だからこの手のドラマを見るにつけ、アメリカ(異質・多民族=疑心暗鬼)を束ねるには、(ゆるくもきつくもいかようにもなる)「正義」の厳格な執行(幻覚な正義の失効?)と、信頼に足る(理屈じゃないんだ!なにがなんでもやったるぞ!という)「愛と友情」を遵守し、我こそが!オラがための「自由」を保証する組紐が必要なんだね、と痛切に思うわけです。

日本でも似たような事やろうとしました。「ひとつの命は地球より重い」なんて事を言ってとりまとめにゴソゴソ動いたりしたんですが、硬直したまま、ばか正直に言葉どおり実行しようとして、いろいろ都合の悪いこともあって、あからさまに「それはそれ」なんて言い出すから、不具合だらけ、嘘だらけになってしまいます。 

日本の土地に倫理が根付いていた時代には「常識」や「正義」がブレもせず正論として通用していましたが、世界を相手にしだすとそれがガラガラ崩れていったんですね。直輸入した欧米型自由資本主義を生半可に運用してきたツケをいま払わせられています。「正義」も「自由」も「常識」その他多くのことも大雑把な解釈を過ぎたツケですね。思考の基盤、倫理の基盤が違うから、小さく思える違いが大きな誤解を生み、大雑把な掴みが大きな勘違いを生みます。

グローバルスタンダード....もう昔には戻れません。かと言って竹中流欧米型世界観を共有するなんて事は危なすぎますね(世界恐慌目前だし...)、中国的詐欺まがい思考(自分の勝手な物言いです)もアメリカのそれによく似ていて下品に思えるし、日本にはもっと肝の据わった賢い人達がいたはずです。温故知新的に学べるコトはないものでしょうか。
(旧世代が嘆いてなんとかできるようなモンでもないですが、それでも文句タレルことが必要なんだとは解ってきましたよぉ)

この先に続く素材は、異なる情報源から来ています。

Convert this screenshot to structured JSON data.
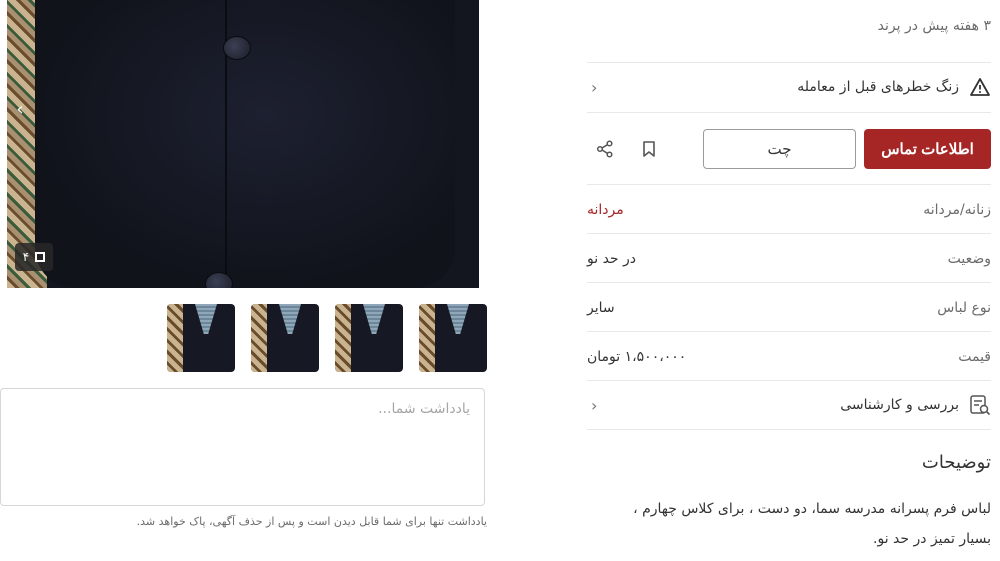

こんな事はいま始まったことではなくて、古〜い日本が変わってきたよなぁとホントに思えたのは80年代バブルの頃(グローバルスタンダード発進時期に符合します)でした。若い綻びはそんな後出しジャンケンのようなイチャモンには無縁で、こんなアニメーションも支持するようになってました。今思えば崩壊と再構築が一緒に起こってた混乱の時代です。

ちょうど欧米スタイル直輸入の「価値観」という言葉がワイルドカードのように乱舞していましたねぇ。都合が悪くなると「価値観の相違ね!」なんて音便に話を中断して「痛み分け」を告げるのによく使われてましたぁ...(中途半端な日本人が誤って使うには持ってこいの意味不明な流行語です。いまでも現役だったりしますが、グローバルスタンダードの勘違いの典型だと思うなぁ)

これ以降になるのかなぁ、アニメーションの押井守監督作品はどこから持ってきたのか異国臭ベースの展開の中で「それでも踏ん張る日本人」を感じさせるキャラクタが登場したり、ニヒリックには終わらない結末がポッ...と希望や不安や「終わらない」を残してくれたりするクールがあります。

日本人は、日本仕立てのドラマや主人公(=役者)の中に、世相や自分を投影するのが苦手なような気がします。ドラマのおもしろさに没入できてもそれで終わってしまいます。やはり気持ちに非現実感を潜ませてリアルに投影できないのは「嘘だらけ」が身に染みてるからか、「嘘だらけ」を前提に考えたくない倫理が残っているからなのか、かえってアニメーションの「何でもありの世界感(=観)」の方が受取易いというか、物事のホントだけをあからさまにしてくれるような気がしています。